On a flight home from Armenia this past weekend, Pope Francis made a groundbreaking statement that Christians and the Catholic Church should seek forgiveness from gay people and others they have offended in the past.
The Pope’s comments came in response to a question about a German Cardinal who said the church should apologize for being “very negative” about gays. Francis responded, “I think that the church not only should apologize to the person who is gay whom it offended, but it must also apologize to the poor as well, to the women who have been exploited, to children who have been exploited by work. It must apologize for having blessed so many weapons.”
In 2013, Pope Francis reaffirmed the Catholic Church’s position on homosexuality, saying that homosexual acts were sinful, but homosexual orientation is not. He famously stated, “If a person is gay and seeks the Lord and has good will, who am I to judge them?”
While on the papal plane, Francis said, “I repeat what the Catechism of the Catholic Church says: that they must not be discriminated against, that they must be respected and accompanied pastorally.”

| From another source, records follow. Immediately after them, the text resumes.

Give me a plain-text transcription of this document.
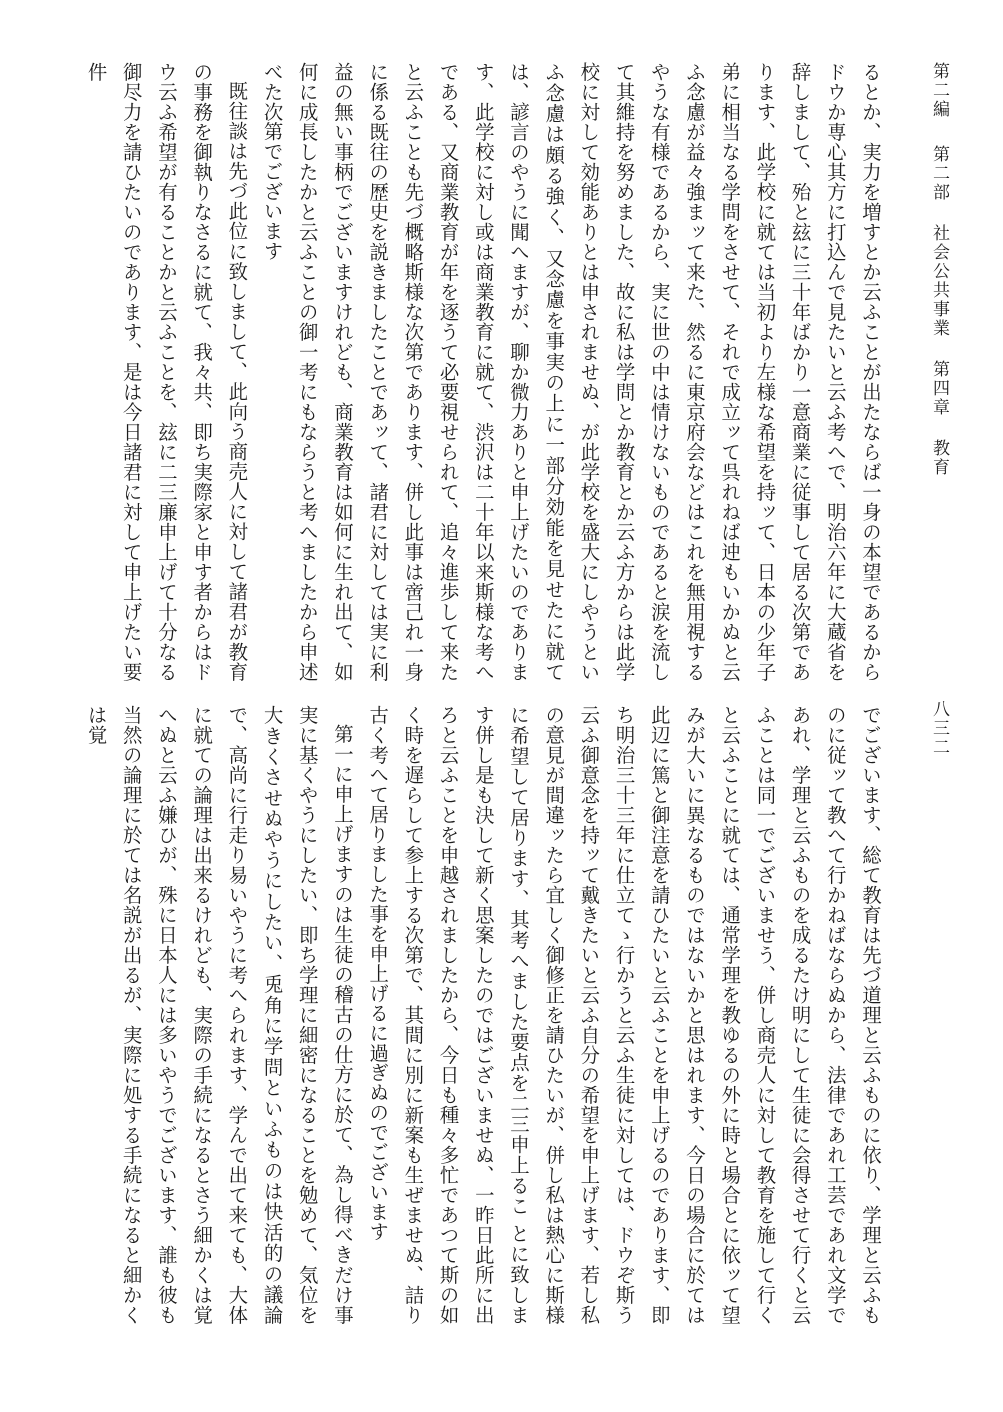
第二編
第二部
社会公共事業
第四章
教育
八三二

るとか、実力を増すとか云ふことが出たならば一身の本望であるからドウか専心其方に打込んで見たいと云ふ考へで、明治六年に大蔵省を辞しまして、殆と玆に三十年ばかり一意商業に従事して居る次第であります、此学校に就ては当初より左様な希望を持ッて、日本の少年子弟に相当なる学問をさせて、それで成立ッて呉れねば迚もいかぬと云ふ念慮が益々強まッて来た、然るに東京府会などはこれを無用視するやうな有様であるから、実に世の中は情けないものであると涙を流して其維持を努めました、故に私は学問とか教育とか云ふ方からは此学校に対して効能ありとは申されませぬ、が此学校を盛大にしやうといふ念慮は頗る強く、又念慮を事実の上に一部分効能を見せたに就ては、諺言のやうに聞へますが、聊か微力ありと申上げたいのであります、此学校に対し或は商業教育に就て、渋沢は二十年以来斯様な考へである、又商業教育が年を逐うて必要視せられて、追々進歩して来たと云ふことも先づ概略斯様な次第であります、併し此事は啻己れ一身に係る既往の歴史を説きましたことであッて、諸君に対しては実に利益の無い事柄でございますけれども、商業教育は如何に生れ出て、如何に成長したかと云ふことの御一考にもならうと考へましたから申述べた次第でございます

既往談は先づ此位に致しまして、此向う商売人に対して諸君が教育の事務を御執りなさるに就て、我々共、即ち実際家と申す者からはドウ云ふ希望が有ることかと云ふことを、玆に二三廉申上げて十分なる御尽力を請ひたいのであります、是は今日諸君に対して申上げたい要件

でございます、総て教育は先づ道理と云ふものに依り、学理と云ふものに従ッて教へて行かねばならぬから、法律であれ工芸であれ文学であれ、学理と云ふものを成るたけ明にして生徒に会得させて行くと云ふことは同一でございませう、併し商売人に対して教育を施して行くと云ふことに就ては、通常学理を教ゆるの外に時と場合とに依ッて望みが大いに異なるものではないかと思はれます、今日の場合に於ては此辺に篤と御注意を請ひたいと云ふことを申上げるのであります、即ち明治三十三年に仕立てゝ行かうと云ふ生徒に対しては、ドウぞ斯う云ふ御意念を持ッて戴きたいと云ふ自分の希望を申上げます、若し私の意見が間違ッたら宜しく御修正を請ひたいが、併し私は熱心に斯様に希望して居ります、其考へました要点を二三申上るこ とに致します併し是も決して新く思案したのではございませぬ、一昨日此所に出ろと云ふことを申越されましたから、今日も種々多忙であつて斯の如く時を遅らして参上する次第で、其間に別に新案も生ぜませぬ、詰り古く考へて居りました事を申上げるに過ぎぬのでございます

第一に申上げますのは生徒の稽古の仕方に於て、為し得べきだけ事実に基くやうにしたい、即ち学理に細密になることを勉めて、気位を大きくさせぬやうにしたい、兎角に学問といふものは快活的の議論で、高尚に行走り易いやうに考へられます、学んで出て来ても、大体に就ての論理は出来るけれども、実際の手続になるとさう細かくは覚へぬと云ふ嫌ひが、殊に日本人には多いやうでございます、誰も彼も当然の論理に於ては名説が出るが、実際に処する手続になると細かくは覚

Francis has not changed Church doctrine regarding LGBT issues, but he has taken a more loving, tolerant stance towards gay people than most of his predecessors. His outreach towards gays has been part of his effort to welcome people who have felt marginalized by the church.
“We Christians have to apologize for so many things, not just for this (treatment of gays), but we must ask for forgiveness, not just apologize! Forgiveness! Lord, it is a word we forget so often,” Francis said.
Francis DeBernardo, executive director of a Catholic gay rights group, called the Pope’s remarks “an immense blessing of healing.” He said, “No pope has said more welcoming words to LGBT people.”